Faculty | Susan Seizer
Associate Professor , Department of Communication and Culture
Email: sseizer@indiana.edu
Phone: 856-1986
Office: 223
Education
- Ph.D., University of Chicago, 1997
Background
Special interests include: humor cross-culturally; management of social stigma; and performance in South Asia (live and mediated). Her first ethnographic research project focused on the lives of popular theater artists in Tamilnadu, South India. Her book, Stigmas of the Tamil Stage: An Ethnography of Special Drama artists in South India (Duke University Press 2005) won the prestigious A.K. Coomaraswamy Book Prize from the Association for Asian Studies in 2007. Her current research turns an anthropological lens on the lives of road comics in the contemporary U.S.
Prior to becoming an anthropologist, Professor Seizer was a performer of dance, theater, and circus. Many of her scholarly interests follow threads she first explored as a performer: improvisation; the way comedy can be used to do just about anything; and the particular exhilaration many women find in transgressing normative gender roles through public performance.
Courses Recently Taught
- C333 Stigma: Culture, Deviance and Identity
- C627 Humor in Use
- C502 Performance
- C444 Malls, Museums, and Other Amusements: the public sphere in the modern U.S.

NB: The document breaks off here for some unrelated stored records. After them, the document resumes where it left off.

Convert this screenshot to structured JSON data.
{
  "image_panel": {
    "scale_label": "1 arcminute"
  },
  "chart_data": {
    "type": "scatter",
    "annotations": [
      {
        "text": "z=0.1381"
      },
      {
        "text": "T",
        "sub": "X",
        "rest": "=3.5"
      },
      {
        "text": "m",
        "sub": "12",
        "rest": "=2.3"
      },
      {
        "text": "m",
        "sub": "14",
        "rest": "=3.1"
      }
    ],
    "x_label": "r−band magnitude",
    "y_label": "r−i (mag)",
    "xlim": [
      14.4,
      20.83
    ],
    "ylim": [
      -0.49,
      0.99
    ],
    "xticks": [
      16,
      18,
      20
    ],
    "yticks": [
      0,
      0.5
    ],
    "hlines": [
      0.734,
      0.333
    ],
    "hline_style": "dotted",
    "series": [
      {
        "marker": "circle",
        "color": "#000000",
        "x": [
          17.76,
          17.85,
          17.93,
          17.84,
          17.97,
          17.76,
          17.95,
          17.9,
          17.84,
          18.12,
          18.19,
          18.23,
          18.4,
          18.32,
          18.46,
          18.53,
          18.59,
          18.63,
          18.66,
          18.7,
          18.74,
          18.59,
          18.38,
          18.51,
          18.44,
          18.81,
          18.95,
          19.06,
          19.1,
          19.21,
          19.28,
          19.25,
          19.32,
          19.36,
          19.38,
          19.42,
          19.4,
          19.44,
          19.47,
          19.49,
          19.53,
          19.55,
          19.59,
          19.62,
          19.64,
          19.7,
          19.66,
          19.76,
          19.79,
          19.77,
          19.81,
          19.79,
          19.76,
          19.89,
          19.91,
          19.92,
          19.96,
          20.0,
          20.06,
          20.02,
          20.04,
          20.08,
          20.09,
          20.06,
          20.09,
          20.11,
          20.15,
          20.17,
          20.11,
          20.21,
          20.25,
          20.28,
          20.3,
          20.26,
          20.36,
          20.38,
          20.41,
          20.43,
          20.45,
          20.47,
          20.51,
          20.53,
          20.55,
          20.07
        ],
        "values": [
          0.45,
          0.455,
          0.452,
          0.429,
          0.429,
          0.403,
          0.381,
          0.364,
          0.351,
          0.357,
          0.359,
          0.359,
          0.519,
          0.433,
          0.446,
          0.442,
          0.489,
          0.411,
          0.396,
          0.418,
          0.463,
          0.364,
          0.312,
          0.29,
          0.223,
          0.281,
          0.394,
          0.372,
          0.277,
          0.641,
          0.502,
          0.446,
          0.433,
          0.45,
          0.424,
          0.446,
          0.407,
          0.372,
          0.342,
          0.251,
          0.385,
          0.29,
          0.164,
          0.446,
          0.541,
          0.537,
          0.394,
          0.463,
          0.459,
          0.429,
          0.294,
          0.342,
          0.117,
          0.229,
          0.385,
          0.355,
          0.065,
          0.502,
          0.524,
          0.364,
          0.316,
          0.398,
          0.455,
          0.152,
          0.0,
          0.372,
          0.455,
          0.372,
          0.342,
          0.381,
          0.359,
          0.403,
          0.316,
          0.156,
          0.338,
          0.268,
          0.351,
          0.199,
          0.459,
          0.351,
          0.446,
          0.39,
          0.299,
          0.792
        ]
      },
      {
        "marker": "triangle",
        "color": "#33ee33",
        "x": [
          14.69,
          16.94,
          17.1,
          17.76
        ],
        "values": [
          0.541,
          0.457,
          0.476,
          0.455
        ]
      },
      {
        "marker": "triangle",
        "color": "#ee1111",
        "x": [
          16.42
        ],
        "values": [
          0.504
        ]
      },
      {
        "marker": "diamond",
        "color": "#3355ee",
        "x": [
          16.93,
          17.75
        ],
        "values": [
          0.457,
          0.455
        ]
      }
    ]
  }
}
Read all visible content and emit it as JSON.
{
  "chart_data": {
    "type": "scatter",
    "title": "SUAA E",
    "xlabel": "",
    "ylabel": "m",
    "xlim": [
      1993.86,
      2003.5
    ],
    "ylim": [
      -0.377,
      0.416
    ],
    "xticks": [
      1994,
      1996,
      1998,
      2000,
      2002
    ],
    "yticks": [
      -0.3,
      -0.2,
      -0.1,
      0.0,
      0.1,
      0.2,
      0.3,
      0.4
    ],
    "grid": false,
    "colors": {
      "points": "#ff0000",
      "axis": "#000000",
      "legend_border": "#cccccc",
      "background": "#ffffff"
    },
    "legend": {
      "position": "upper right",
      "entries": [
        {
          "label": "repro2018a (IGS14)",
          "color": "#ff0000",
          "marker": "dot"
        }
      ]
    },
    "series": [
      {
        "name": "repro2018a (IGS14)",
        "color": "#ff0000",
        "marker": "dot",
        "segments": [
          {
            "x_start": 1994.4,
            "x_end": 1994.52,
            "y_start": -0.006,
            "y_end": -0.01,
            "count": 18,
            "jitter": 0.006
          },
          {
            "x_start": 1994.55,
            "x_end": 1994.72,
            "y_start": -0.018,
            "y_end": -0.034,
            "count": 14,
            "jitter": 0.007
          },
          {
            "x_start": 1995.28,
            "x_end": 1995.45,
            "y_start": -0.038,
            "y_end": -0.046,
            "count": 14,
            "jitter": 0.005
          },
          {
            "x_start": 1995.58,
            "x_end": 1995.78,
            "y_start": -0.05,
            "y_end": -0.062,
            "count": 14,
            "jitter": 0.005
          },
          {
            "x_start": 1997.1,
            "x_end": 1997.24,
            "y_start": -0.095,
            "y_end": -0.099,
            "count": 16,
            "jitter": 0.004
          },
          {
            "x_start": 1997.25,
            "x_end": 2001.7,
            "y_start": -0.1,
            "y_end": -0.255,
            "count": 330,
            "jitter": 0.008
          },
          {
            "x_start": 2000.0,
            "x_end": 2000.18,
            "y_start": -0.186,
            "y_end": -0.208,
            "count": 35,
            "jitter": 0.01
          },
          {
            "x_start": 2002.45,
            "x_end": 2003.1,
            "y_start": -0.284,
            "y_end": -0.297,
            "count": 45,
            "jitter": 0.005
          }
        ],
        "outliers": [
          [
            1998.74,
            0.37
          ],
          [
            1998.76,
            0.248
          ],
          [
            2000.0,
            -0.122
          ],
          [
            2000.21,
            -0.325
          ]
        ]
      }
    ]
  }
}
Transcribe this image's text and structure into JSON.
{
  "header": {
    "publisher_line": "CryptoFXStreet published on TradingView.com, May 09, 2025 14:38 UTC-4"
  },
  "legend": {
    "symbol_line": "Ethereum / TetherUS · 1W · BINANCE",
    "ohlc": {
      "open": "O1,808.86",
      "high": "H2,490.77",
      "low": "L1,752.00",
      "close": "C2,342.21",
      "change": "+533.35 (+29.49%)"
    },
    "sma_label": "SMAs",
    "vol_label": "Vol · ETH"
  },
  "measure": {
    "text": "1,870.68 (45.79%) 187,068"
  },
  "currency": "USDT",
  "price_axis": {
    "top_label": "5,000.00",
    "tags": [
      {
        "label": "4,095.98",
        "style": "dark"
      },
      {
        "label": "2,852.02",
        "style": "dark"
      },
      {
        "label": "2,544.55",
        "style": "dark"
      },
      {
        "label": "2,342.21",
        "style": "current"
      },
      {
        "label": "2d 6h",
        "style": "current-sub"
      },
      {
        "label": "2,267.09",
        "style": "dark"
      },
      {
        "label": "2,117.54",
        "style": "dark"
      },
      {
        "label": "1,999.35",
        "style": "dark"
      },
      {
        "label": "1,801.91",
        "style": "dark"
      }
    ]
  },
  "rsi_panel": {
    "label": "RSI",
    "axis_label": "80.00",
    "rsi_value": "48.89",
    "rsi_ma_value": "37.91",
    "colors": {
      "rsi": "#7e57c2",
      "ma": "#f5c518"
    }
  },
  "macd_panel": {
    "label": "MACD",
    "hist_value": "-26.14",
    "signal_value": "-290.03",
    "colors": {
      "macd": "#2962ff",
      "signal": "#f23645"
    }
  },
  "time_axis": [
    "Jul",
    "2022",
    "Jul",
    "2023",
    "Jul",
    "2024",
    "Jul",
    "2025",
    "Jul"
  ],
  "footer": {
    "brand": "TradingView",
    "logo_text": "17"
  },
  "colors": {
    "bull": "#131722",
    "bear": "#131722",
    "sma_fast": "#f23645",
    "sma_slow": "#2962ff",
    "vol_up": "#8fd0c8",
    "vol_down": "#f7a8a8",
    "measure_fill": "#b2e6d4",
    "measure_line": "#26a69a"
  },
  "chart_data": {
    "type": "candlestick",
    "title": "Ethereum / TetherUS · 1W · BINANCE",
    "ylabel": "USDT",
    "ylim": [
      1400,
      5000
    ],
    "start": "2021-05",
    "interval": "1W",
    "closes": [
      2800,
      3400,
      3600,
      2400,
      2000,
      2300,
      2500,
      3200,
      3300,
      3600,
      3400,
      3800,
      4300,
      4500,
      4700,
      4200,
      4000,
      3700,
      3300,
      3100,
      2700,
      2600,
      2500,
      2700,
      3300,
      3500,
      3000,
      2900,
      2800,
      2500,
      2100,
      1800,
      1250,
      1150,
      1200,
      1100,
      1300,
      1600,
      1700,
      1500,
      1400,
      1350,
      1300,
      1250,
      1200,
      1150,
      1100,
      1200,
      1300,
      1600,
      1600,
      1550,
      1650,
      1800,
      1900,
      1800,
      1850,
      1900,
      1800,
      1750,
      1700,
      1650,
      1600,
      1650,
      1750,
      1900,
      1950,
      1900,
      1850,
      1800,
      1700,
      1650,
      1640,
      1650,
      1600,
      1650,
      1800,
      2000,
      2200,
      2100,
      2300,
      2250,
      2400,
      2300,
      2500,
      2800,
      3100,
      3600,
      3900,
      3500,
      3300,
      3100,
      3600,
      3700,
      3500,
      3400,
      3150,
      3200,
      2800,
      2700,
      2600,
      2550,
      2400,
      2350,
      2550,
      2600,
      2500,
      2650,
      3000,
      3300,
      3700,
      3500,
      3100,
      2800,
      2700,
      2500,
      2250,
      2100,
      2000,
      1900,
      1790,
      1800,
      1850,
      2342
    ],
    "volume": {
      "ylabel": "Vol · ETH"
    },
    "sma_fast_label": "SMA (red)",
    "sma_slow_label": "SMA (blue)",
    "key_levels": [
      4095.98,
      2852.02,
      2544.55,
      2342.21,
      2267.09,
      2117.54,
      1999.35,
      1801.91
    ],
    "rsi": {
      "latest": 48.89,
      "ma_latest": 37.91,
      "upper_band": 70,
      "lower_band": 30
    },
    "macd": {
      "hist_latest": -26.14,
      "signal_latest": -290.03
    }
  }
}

- C415 South Asia through Performance
Publication Highlights
- "The Afterlife of Fieldwork Relations." In Indian Folklife, No. 23, S. Seizer guest editor, National Folklore Support Centre, Chennai, India, 2006.
- Stigmas of the Tamil Stage: An Ethnography of Special Drama Artists in South India, Duke University Press, 2005.
- "Everything You See is Part of the History of This Place." Paper given at the Bernard S. Cohn Memorial Conference, University of Chicago, Chicago, IL, May 2005.
- "Offstage Negotiations of Stigma by Special Drama Actresses in, South India.", Everyday Life in South Asia, ed. D. Mines and S. Lamb, Indiana University Press, 2002.
- "Roadwork: Offstage with Special Drama Actresses in Tamilnadu, South India.", Cultural Anthropology, Vol. 15, No. 2:217-259, May 2000.
- "Jokes, Gender, and Discursive Distance on the Tamil Popular Stage.", American Ethnologist, Vol. 24, No. 1:62-90, February 1997.
- "Playing the Field.", Review essay, Taboo: sex, identity and erotic subjectivity in anthropological fieldwork, Kulick, D. and M. Wilson, eds., Transition: An International Review. Issue 71, Vol. 6 No. 3:100-113, Fall 1996.
- "Paradoxes of Visibility in the Field: Rites of Queer Passage in Anghropology." Public Culture, Vol. 8 No. 1:73-100, Fall 1995.